An upbeat Freddie Mac housing forecast released Wednesday predicts an increase in housing starts and demand for single-family homes, despite a projected 0.8 percent increase in interest rates by the end of 2015.
Freddie Mac’s monthly U.S. Economic and Housing Market Outlook expects 1.3 million housing starts in 2015 and that the average interest rate on a 30-year fixed mortgage will approach 5 percent in one year if current economic conditions hold.
“We are getting closer to a more normalized economy, and now we are expecting to see housing driven by fundamentals,” the forecast stated. “Single-family housing markets have been recovering from a very deep recession and have been operating far away from normal. After several years of weakness, we are starting to see the labor market pick up steam, having added 230,000 net new jobs on average for the first seven months of this year.

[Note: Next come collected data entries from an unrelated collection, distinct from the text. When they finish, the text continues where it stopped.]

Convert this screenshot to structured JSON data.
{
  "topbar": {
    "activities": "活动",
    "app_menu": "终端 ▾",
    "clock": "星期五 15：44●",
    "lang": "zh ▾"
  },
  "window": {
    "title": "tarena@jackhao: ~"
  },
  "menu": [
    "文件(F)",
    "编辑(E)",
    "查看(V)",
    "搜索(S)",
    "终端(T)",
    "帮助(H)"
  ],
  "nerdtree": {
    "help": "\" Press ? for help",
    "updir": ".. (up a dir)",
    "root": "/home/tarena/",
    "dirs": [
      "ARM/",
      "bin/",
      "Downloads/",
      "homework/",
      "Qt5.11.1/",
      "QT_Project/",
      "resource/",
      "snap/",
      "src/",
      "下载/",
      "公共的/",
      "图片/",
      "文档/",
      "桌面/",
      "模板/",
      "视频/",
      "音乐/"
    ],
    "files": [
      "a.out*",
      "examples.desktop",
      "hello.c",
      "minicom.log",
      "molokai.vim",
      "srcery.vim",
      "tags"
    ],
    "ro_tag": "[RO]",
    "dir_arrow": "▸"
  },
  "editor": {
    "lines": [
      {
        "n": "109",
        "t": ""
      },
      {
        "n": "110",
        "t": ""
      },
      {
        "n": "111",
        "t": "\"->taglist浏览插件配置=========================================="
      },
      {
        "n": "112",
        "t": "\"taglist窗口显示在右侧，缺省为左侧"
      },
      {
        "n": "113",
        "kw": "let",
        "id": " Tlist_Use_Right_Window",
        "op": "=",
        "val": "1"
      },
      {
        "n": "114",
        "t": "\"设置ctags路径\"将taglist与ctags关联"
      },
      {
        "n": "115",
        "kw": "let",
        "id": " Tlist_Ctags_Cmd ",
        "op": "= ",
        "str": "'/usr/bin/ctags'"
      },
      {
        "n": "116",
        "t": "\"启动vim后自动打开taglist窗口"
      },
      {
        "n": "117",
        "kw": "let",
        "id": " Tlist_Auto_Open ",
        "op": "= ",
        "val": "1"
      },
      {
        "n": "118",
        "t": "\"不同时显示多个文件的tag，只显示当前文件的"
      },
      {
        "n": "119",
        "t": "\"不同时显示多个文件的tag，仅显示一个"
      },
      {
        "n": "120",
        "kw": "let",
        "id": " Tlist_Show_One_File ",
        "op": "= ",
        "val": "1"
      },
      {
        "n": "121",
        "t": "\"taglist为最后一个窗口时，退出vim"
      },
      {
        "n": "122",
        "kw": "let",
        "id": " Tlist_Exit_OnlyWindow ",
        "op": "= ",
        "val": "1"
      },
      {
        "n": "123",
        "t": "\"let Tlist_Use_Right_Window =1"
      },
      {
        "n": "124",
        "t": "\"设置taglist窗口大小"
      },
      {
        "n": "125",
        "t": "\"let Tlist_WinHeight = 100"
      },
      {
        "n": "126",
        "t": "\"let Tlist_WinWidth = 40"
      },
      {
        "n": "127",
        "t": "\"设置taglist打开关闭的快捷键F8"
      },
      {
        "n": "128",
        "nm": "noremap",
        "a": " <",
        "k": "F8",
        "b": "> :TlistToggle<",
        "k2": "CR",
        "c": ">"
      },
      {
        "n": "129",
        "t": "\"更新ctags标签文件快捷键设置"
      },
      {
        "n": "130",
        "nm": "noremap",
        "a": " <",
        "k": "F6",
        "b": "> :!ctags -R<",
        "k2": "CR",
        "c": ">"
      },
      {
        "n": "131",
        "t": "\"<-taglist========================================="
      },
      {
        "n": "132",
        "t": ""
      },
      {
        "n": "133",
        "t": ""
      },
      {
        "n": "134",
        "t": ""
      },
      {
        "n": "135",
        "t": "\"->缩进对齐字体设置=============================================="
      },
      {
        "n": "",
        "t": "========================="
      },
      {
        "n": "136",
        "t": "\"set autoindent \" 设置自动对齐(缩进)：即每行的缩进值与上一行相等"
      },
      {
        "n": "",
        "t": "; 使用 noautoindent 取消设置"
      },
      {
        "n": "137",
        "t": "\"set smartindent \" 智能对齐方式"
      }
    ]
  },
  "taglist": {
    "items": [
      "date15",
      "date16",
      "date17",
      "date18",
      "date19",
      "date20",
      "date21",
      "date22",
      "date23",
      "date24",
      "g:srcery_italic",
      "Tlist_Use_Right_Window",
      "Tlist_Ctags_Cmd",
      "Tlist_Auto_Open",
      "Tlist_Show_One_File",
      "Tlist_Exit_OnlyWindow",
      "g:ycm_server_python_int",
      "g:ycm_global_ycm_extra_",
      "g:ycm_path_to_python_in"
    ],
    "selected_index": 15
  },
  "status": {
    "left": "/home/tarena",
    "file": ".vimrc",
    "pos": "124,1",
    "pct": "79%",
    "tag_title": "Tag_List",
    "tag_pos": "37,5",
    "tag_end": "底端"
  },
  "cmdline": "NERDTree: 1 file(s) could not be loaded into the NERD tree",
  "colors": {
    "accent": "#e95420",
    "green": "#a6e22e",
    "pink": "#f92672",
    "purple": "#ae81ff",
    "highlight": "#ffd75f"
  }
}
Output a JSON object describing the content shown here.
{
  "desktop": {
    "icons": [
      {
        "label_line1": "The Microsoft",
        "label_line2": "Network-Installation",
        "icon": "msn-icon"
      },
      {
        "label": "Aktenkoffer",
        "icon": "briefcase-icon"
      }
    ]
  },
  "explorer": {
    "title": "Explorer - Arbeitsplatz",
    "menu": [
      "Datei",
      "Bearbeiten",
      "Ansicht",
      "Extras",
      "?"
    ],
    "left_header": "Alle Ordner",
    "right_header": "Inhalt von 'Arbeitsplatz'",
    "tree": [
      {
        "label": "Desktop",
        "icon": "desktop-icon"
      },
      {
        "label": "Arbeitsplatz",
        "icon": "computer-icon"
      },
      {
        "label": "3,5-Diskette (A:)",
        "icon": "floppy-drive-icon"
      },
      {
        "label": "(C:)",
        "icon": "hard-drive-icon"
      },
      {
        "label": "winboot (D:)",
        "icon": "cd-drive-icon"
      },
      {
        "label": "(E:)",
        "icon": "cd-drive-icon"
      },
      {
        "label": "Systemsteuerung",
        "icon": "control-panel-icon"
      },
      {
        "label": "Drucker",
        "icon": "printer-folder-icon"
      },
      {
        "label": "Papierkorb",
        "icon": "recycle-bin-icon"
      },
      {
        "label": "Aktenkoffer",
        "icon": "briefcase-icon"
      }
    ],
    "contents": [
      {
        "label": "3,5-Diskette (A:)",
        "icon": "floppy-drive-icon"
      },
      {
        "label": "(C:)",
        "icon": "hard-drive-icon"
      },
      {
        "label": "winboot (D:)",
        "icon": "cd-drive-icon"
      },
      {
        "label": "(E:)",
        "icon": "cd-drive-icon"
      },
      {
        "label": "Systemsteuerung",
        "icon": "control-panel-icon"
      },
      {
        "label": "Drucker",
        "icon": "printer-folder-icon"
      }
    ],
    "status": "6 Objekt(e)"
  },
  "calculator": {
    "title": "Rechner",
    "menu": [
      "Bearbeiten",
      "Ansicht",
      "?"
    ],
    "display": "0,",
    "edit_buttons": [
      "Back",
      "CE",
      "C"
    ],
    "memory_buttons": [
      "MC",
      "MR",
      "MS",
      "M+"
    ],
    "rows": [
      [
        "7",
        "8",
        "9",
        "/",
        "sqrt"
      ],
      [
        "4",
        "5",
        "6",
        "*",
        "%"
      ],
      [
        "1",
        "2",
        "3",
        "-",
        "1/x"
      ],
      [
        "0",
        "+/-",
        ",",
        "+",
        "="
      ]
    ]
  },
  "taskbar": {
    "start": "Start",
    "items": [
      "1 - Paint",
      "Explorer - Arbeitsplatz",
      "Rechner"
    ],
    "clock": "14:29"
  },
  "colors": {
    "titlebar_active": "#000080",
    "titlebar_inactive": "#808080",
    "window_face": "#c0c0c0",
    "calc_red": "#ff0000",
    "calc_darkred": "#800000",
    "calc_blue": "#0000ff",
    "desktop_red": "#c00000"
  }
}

“It’s no surprise more and better jobs lead to great housing demand … As the steadily improving labor market expands, this will stimulate housing activity.”
One weakness is in household formation. Formations totaled 458,000 over the past four quarters, while projections put them at 1.2 million or more. The number of persons per household is steadily increasing, and more people living together means fewer people stretching out into single-family homes.
The report stated, however, that there are 3 million “missing households” set to enter the housing market. Those households will strain the rental market, which is experiencing decade-low vacancy rates, leading to a possible spillover into single-family homes.
Freddie Mac based its projections off current economic and U.S. Census Bureau data, and assumed that the unemployment rate will continue to decline and that the U.S. economy will grow at least at a 3.3 percent rate through 2015.
“A recovering housing sector will sustain the rally in homebuilding despite likely increases in long-term interest rates. Increased construction activity will further accelerate the improvement in labor markets and fuel even more household formations and more housing demand,” Freddie Mac Chief Economist Frank Nothaft commented. “The result is an economy that gradually recovers back toward its potential.”